Ricercatori dell’Università di Stanford hanno analizzato un processo innovativo che potrebbe trasformare un problema in una soluzione: catturare il metano, un potente gas climalterante, e trasformarlo in una derrata che serve a migliorare la sicurezza alimentare. Si tratta di un sistema di bioreattori all’interno dei quali i batteri alimentati con il gas, ossigeno e altri nutrienti, forniscono un cibo proteico che può essere dato ai pesci in allevamento.

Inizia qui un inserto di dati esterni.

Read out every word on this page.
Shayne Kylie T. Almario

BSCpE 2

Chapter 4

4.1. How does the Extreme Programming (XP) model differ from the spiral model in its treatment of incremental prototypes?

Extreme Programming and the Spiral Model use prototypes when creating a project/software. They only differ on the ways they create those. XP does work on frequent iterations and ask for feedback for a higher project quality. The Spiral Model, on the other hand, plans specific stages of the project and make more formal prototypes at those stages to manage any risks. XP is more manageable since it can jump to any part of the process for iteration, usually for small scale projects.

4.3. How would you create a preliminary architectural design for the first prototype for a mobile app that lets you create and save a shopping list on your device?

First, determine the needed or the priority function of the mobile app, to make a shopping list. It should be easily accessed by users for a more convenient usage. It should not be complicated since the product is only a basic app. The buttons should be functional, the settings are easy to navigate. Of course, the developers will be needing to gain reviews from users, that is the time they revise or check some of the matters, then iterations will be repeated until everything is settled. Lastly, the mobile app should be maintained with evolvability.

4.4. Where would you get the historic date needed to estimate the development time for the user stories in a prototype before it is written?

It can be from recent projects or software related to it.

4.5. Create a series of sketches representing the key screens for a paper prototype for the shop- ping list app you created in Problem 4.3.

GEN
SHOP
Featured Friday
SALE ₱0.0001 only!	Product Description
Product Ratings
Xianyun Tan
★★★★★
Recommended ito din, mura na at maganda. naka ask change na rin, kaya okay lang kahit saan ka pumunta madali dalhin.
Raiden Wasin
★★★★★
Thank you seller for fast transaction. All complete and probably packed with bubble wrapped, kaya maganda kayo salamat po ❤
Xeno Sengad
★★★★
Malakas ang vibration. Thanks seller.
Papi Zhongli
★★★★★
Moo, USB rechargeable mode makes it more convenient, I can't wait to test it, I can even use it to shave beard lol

Finora non si conosceva il suo valore economico. Gli studiosi sono però riusciti a stabilirlo scoprendo che è anche molto più efficiente di altri metodi che cercano di eliminare questo inquinante dall’atmosfera. Il mangime ottenuto in questo modo costa meno di quello che viene generalmente utilizzato, consuma meno risorse come acqua, terreno e fertilizzanti e ha anche un più alto contenuto di proteine. La ricerca è stata finanziata dallo Stanford Center for Innovation in Global Health e dalla Stanford Natural Gas Initiative.

Nonostante l’anidride carbonica sia più abbondante, il potenziale di riscaldamento del metano è fino a 25 volte maggiore se si considera un periodo di 100 anni. Questo gas ha anche un effetto sull’ozono troposferico, del quale aumenta l’effetto, contribuendo al milione di morti premature dovute a problemi respiratori. Rispetto alla CO2 la sua concentrazione è cresciuta più del doppio dall’epoca della Rivoluzione industriale.

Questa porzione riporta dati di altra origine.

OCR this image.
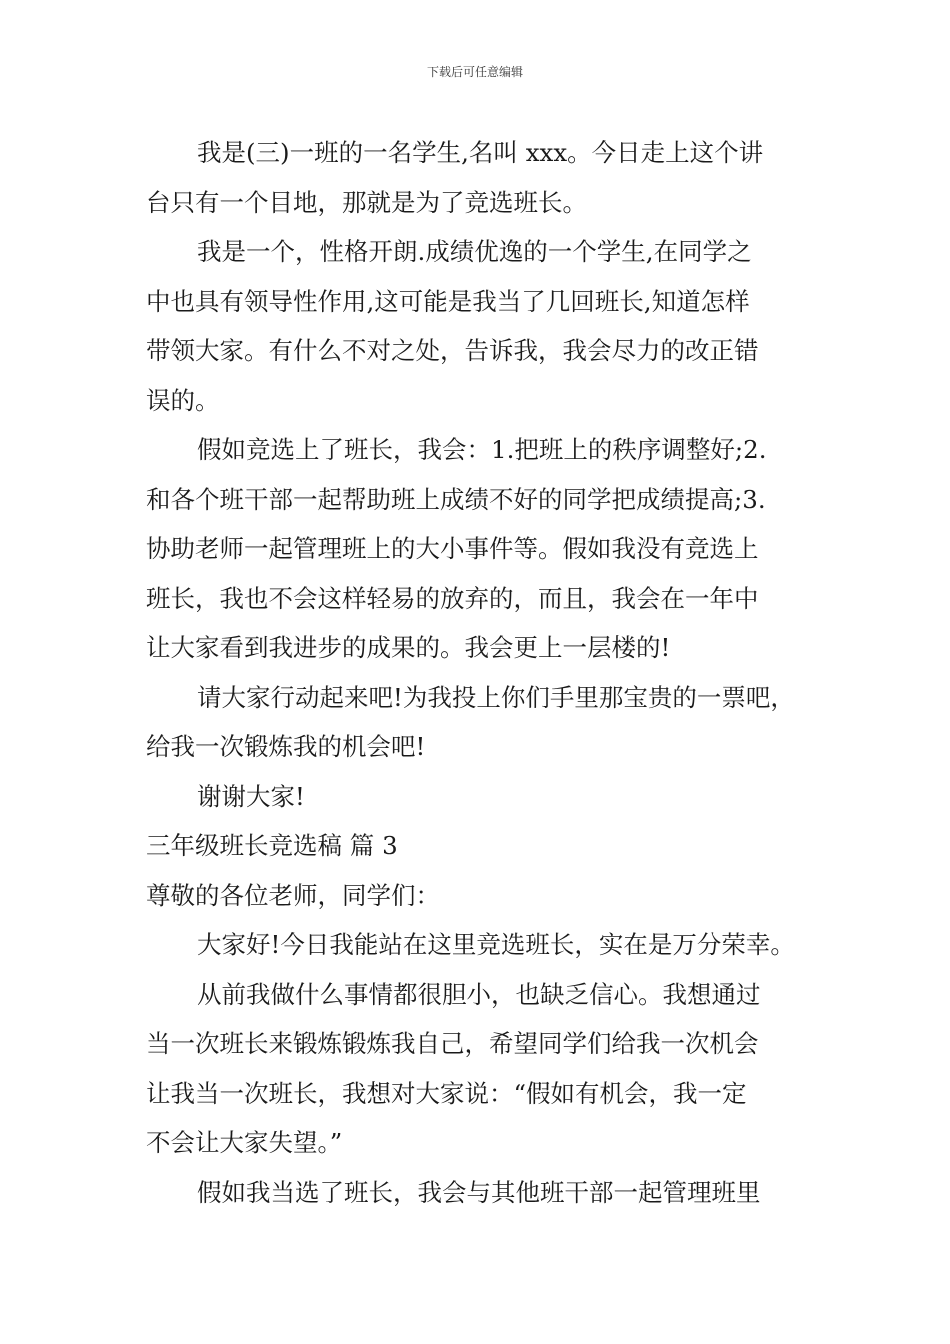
下载后可任意编辑
我是(三)一班的一名学生,名叫 xxx。今日走上这个讲
台只有一个目地，那就是为了竞选班长。
我是一个，性格开朗.成绩优逸的一个学生,在同学之
中也具有领导性作用,这可能是我当了几回班长,知道怎样
带领大家。有什么不对之处，告诉我，我会尽力的改正错
误的。
假如竞选上了班长，我会：1.把班上的秩序调整好;2.
和各个班干部一起帮助班上成绩不好的同学把成绩提高;3.
协助老师一起管理班上的大小事件等。假如我没有竞选上
班长，我也不会这样轻易的放弃的，而且，我会在一年中
让大家看到我进步的成果的。我会更上一层楼的!
请大家行动起来吧!为我投上你们手里那宝贵的一票吧，
给我一次锻炼我的机会吧!
谢谢大家!
三年级班长竞选稿 篇 3
尊敬的各位老师，同学们：
大家好!今日我能站在这里竞选班长，实在是万分荣幸。
从前我做什么事情都很胆小，也缺乏信心。我想通过
当一次班长来锻炼锻炼我自己，希望同学们给我一次机会
让我当一次班长，我想对大家说：“假如有机会，我一定
不会让大家失望。”
假如我当选了班长，我会与其他班干部一起管理班里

Il metano proveniente dall’estrazione di combustibili fossili ha raggiunto il 30% delle emissioni globali, quello prodotto dalle discariche ammonta al 17%, quello proveniente dagli impianti di depurazione dell’acqua al 2%. Il gas viene di solito bruciato, perdendo una materia prima e peggiorando il riscaldamento globale. Non a caso Europa e Stati Uniti e altri 100 Paesi, nel corso dell’ultima Cop26 a Glasgow, hanno firmato il Global Methane Pledge, una collaborazione per tagliare questo tipo di emissioni entro il 2030.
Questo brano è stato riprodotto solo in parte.